Only real text comes through. Fonts, colors, images, and exact positioning are dropped, so a styled document becomes unstyled text. Complex multi-column layouts and tables may not keep their original structure, since the order depends on how the text is stored in the file.
How it works
- 1 Drop your PDF files or pick them.
- 2 Each PDF's text is pulled out in your browser. Nothing is uploaded.
- 3 Copy the text, or download each result (or all of them as a zip).
Built with open source
- LiteParse — Fast WebAssembly PDF text extraction. · Apache-2.0
Frequently asked
Does my PDF get uploaded anywhere? +
No. Extraction runs entirely in your browser via WebAssembly. Your files never leave your device, and there's no sign-up.
Can it read scanned PDFs? +
It reads the real text layer of a PDF. Scanned or photographed pages are just images with no text layer, so they come back nearly empty. That would need OCR, which this tool doesn't do.
What about layout and tables? +
You get the readable text in reading order. Tricky multi-column layouts and tables may not keep their exact structure.
Can I convert several PDFs at once? +
Yes. Drop multiple files and each one is extracted into its own .txt. A single file shows a preview you can copy; a batch is packaged as a zip you download in one click.
Is there a file size or count limit? +
There's no fixed limit. Everything runs on your device, so the practical ceiling is your browser's memory. Very large or very many PDFs at once use more RAM and take longer.
What happens to images, fonts, and formatting? +
They're not included.
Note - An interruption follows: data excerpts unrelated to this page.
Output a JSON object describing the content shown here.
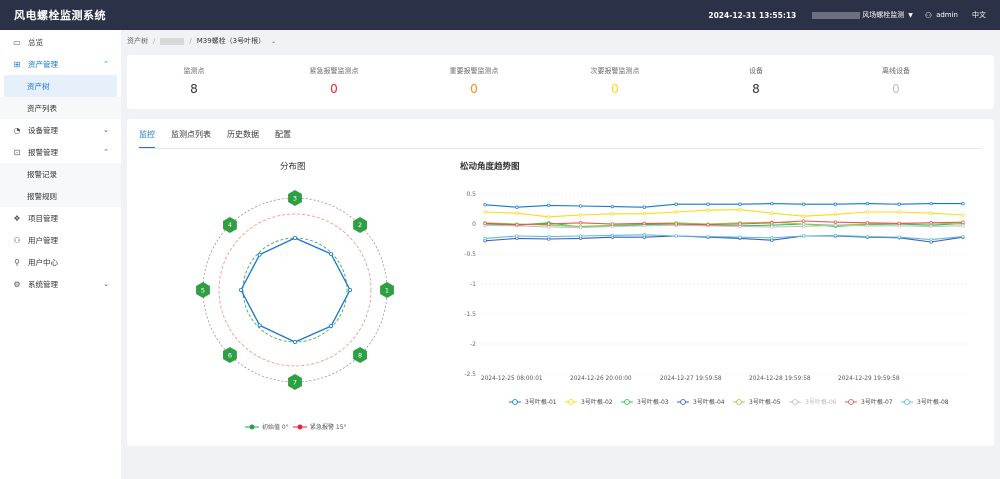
{
  "header": {
    "title": "风电螺栓监测系统",
    "datetime": "2024-12-31 13:55:13",
    "system": "风场螺栓监测",
    "user": "admin",
    "lang": "中文"
  },
  "sidebar": {
    "items": [
      {
        "label": "总览",
        "icon": "monitor-icon"
      },
      {
        "label": "资产管理",
        "icon": "assets-icon",
        "expanded": true,
        "children": [
          "资产树",
          "资产列表"
        ]
      },
      {
        "label": "设备管理",
        "icon": "device-icon"
      },
      {
        "label": "报警管理",
        "icon": "alarm-icon",
        "expanded": true,
        "children": [
          "报警记录",
          "报警规则"
        ]
      },
      {
        "label": "项目管理",
        "icon": "project-icon"
      },
      {
        "label": "用户管理",
        "icon": "users-icon"
      },
      {
        "label": "用户中心",
        "icon": "user-icon"
      },
      {
        "label": "系统管理",
        "icon": "gear-icon"
      }
    ]
  },
  "breadcrumb": {
    "root": "资产树",
    "current": "M39螺栓（3号叶根）"
  },
  "stats": [
    {
      "label": "监测点",
      "value": "8",
      "color": "#333333"
    },
    {
      "label": "紧急报警监测点",
      "value": "0",
      "color": "#f5222d"
    },
    {
      "label": "重要报警监测点",
      "value": "0",
      "color": "#fa8c16"
    },
    {
      "label": "次要报警监测点",
      "value": "0",
      "color": "#fadb14"
    },
    {
      "label": "设备",
      "value": "8",
      "color": "#333333"
    },
    {
      "label": "离线设备",
      "value": "0",
      "color": "#bfbfbf"
    }
  ],
  "tabs": [
    "监控",
    "监测点列表",
    "历史数据",
    "配置"
  ],
  "distribution": {
    "title": "分布图",
    "points": [
      "1",
      "2",
      "3",
      "4",
      "5",
      "6",
      "7",
      "8"
    ],
    "legend": [
      {
        "label": "初始值 0°",
        "color": "#2ea043"
      },
      {
        "label": "紧急报警 15°",
        "color": "#f5222d"
      }
    ]
  },
  "chart_data": {
    "type": "line",
    "title": "松动角度趋势图",
    "x": [
      "2024-12-25 08:00:01",
      "2024-12-26 20:00:00",
      "2024-12-27 19:59:58",
      "2024-12-28 19:59:58",
      "2024-12-29 19:59:58"
    ],
    "ylim": [
      -2.5,
      0.5
    ],
    "yticks": [
      "0.5",
      "0",
      "-0.5",
      "-1",
      "-1.5",
      "-2",
      "-2.5"
    ],
    "series": [
      {
        "name": "3号叶根-01",
        "color": "#1677d2",
        "values": [
          0.32,
          0.28,
          0.31,
          0.3,
          0.29,
          0.28,
          0.33,
          0.33,
          0.33,
          0.34,
          0.33,
          0.33,
          0.34,
          0.33,
          0.34,
          0.34
        ]
      },
      {
        "name": "3号叶根-02",
        "color": "#fadb14",
        "values": [
          0.2,
          0.18,
          0.12,
          0.15,
          0.17,
          0.17,
          0.2,
          0.23,
          0.24,
          0.18,
          0.13,
          0.16,
          0.2,
          0.2,
          0.18,
          0.15
        ]
      },
      {
        "name": "3号叶根-03",
        "color": "#2fc25b",
        "values": [
          0.0,
          -0.02,
          0.02,
          -0.05,
          -0.03,
          -0.01,
          0.0,
          -0.02,
          -0.03,
          -0.02,
          0.0,
          -0.04,
          -0.01,
          0.0,
          -0.02,
          0.01
        ]
      },
      {
        "name": "3号叶根-04",
        "color": "#3b5ec2",
        "values": [
          -0.28,
          -0.24,
          -0.25,
          -0.24,
          -0.22,
          -0.22,
          -0.2,
          -0.22,
          -0.24,
          -0.27,
          -0.2,
          -0.2,
          -0.22,
          -0.23,
          -0.3,
          -0.22
        ]
      },
      {
        "name": "3号叶根-05",
        "color": "#8fd14f",
        "values": [
          0.02,
          0.0,
          -0.02,
          -0.04,
          -0.02,
          0.01,
          0.02,
          0.0,
          0.02,
          0.03,
          0.0,
          -0.02,
          0.0,
          0.01,
          0.02,
          0.0
        ]
      },
      {
        "name": "3号叶根-06",
        "color": "#c0c0c0",
        "values": [
          -0.02,
          -0.03,
          -0.05,
          -0.06,
          -0.04,
          -0.03,
          -0.02,
          -0.03,
          -0.04,
          -0.05,
          -0.04,
          -0.02,
          -0.03,
          -0.03,
          -0.04,
          -0.03
        ]
      },
      {
        "name": "3号叶根-07",
        "color": "#e05a4f",
        "values": [
          0.01,
          -0.01,
          0.0,
          0.02,
          0.0,
          0.01,
          0.0,
          -0.01,
          0.0,
          0.02,
          0.05,
          0.03,
          0.02,
          0.01,
          0.02,
          0.03
        ]
      },
      {
        "name": "3号叶根-08",
        "color": "#5fbcd3",
        "values": [
          -0.24,
          -0.2,
          -0.21,
          -0.2,
          -0.19,
          -0.18,
          -0.2,
          -0.21,
          -0.22,
          -0.23,
          -0.2,
          -0.19,
          -0.21,
          -0.22,
          -0.26,
          -0.21
        ]
      }
    ]
  }
}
The output is plain text with no fonts, colors, or images, and no styling or page layout is preserved.
Does it keep the PDF's metadata? +
No. The result is just the page text. Document properties like title, author, and creation date aren't carried into the .txt file.
Which browsers does it work in? +
Any modern browser that supports WebAssembly, on desktop or mobile. Nothing to install; the page loads the engine when you add a file.